ENDANGERED: Residents of the South Burnett were worried Phebalium distans, a critically endangered plant, was going to be bulldozed. Photo: Contributed
ENDANGERED: Residents of the South Burnett were worried Phebalium distans, a critically endangered plant, was going to be bulldozed. Photo: Contributed Contributed

Rare plant to be preserved

ONE of the world's rarest plants will retain it's foothold near Kingaroy with works underway to help secure the future of the Mt Berryman Phebalium.

South Burnett residents were worried about the species with the scientific name, Phebalium distans, after they discovered surveyor pegs staked out at the Tessmann's Rd reserve.

Listed as critically endangered under the Environment Protection and Biodiversity Conservation Act 1999, Phebalium distans is found in just three locations in the world, and Kingaroy is one of them.

Volunteer worker Deb Percy said she was gravely concerned about the welfare of the plant.

"I am worried the dozers will move in and then it will be too late for this pretty shrub," she said.

"I am concerned the council is using people from out of the state to do the impact studies... and this person may not have picked up on that we have an endangered plant growing in this corridor."

Mrs Percy said she originally had great difficulty getting a response from South Burnett Regional Council, but natural resources co-ordinator Denise Whyte eventually replied in an email.

The email informed Mrs Percy the endangered species was being protected.

"South Burnett Regional Council are currently undertaking survey works to assist with the design and placement of erosion and stormwater management controls along the unformed section of Tessmann's Rd North," Mrs Whyte said in her email.

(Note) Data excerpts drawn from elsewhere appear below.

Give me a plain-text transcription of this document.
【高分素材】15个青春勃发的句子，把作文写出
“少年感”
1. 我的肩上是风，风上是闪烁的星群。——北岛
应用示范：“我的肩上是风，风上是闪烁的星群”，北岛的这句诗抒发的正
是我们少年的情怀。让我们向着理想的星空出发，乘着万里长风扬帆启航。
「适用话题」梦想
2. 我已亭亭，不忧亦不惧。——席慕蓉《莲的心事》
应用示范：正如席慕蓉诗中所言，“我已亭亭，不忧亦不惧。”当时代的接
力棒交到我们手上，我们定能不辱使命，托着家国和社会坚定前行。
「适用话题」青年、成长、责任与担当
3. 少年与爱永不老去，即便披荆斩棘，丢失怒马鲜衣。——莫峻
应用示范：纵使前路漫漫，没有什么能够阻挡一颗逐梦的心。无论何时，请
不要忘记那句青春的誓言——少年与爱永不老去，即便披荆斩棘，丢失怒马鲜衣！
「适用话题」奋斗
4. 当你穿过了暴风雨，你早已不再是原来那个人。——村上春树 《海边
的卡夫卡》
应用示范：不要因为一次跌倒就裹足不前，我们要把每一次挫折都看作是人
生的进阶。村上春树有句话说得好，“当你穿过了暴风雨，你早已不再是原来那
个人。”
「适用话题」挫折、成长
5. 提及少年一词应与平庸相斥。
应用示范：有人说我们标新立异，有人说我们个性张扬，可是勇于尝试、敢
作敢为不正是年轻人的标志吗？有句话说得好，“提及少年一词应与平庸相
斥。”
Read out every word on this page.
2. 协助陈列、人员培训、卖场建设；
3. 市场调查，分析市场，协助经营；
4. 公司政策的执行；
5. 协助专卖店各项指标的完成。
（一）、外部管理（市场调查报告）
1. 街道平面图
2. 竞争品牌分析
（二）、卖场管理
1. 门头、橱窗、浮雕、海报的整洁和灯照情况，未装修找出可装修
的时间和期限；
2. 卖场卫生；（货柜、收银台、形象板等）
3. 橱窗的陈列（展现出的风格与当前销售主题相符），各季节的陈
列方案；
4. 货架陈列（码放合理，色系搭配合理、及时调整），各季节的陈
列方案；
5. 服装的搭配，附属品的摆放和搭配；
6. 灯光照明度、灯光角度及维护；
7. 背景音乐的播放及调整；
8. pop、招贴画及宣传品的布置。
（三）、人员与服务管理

"The project aims to mitigate the effects of stormwater erosion that is currently impacting upon a population of Phebalium distans at the site.

"The project is an outcome of community consultation sessions held with residents and community groups, including the Kingaroy and Districts Society for Growing Australian Plants."

Mrs Percy said she was relieved to hear the council was doing something beneficial for the rare species.

"I nearly fell over backwards with this response," she said.

"I feel a big relief after all the hard work we had put into the reserve."